Again, I hadn’t seen her in years – probably two decades – so it wasn’t as if we were close. Still, it was quite sobering to see someone from my youth, someone whose image was still, at least in my mind, 18 and young and ready to take on the world, gone.

And I suppose that reminded me, in a way nothing else could, that I’m no longer young, that I’m no longer ready to take on the world. My own kids are getting to that age – my oldest will marry in September, my second will be transferring after two years of community college to a four-year school, and my next two are entering the later part of their teen years.

We still have one young one – she’s 11 – but even the final child is growing up, and I’m feeling old.
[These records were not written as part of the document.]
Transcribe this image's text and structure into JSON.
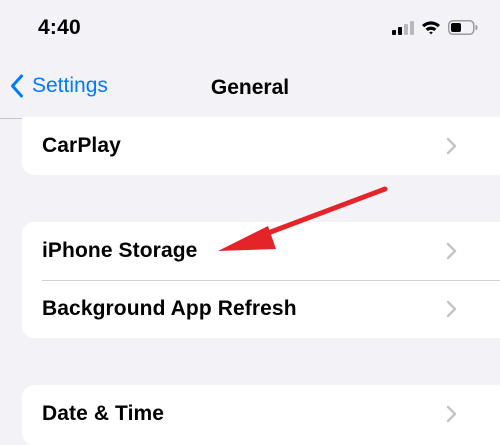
{
  "status_bar": {
    "time": "4:40",
    "icons": [
      "cellular-signal-icon",
      "wifi-icon",
      "battery-icon"
    ]
  },
  "nav": {
    "back_label": "Settings",
    "title": "General"
  },
  "groups": [
    {
      "rows": [
        {
          "label": "CarPlay"
        }
      ]
    },
    {
      "rows": [
        {
          "label": "iPhone Storage"
        },
        {
          "label": "Background App Refresh"
        }
      ]
    },
    {
      "rows": [
        {
          "label": "Date & Time"
        }
      ]
    }
  ],
  "colors": {
    "accent": "#007aff",
    "background": "#f2f2f7",
    "annotation_arrow": "#e5242a",
    "chevron": "#c4c4c6"
  }
}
As I’ve aged my writing’s changed, too. I’m a better writer, and that’s good, but somehow along the way the newness, the idea that I’m creating something different every time I write a story, something fresh and exciting (to me if not to anyone else), has faded over the years.

I know that happens to everyone, whether they are a writer or painter, brick layer or traffic cop. As we age, we approach things differently, we see the world through older, sometimes less enthusiastic eyes. I guess it’s the way of life.

But it’s sad to lose that newness, that belief that you really can have an effect on the world, and most of all it’s sad to see those we care about lost.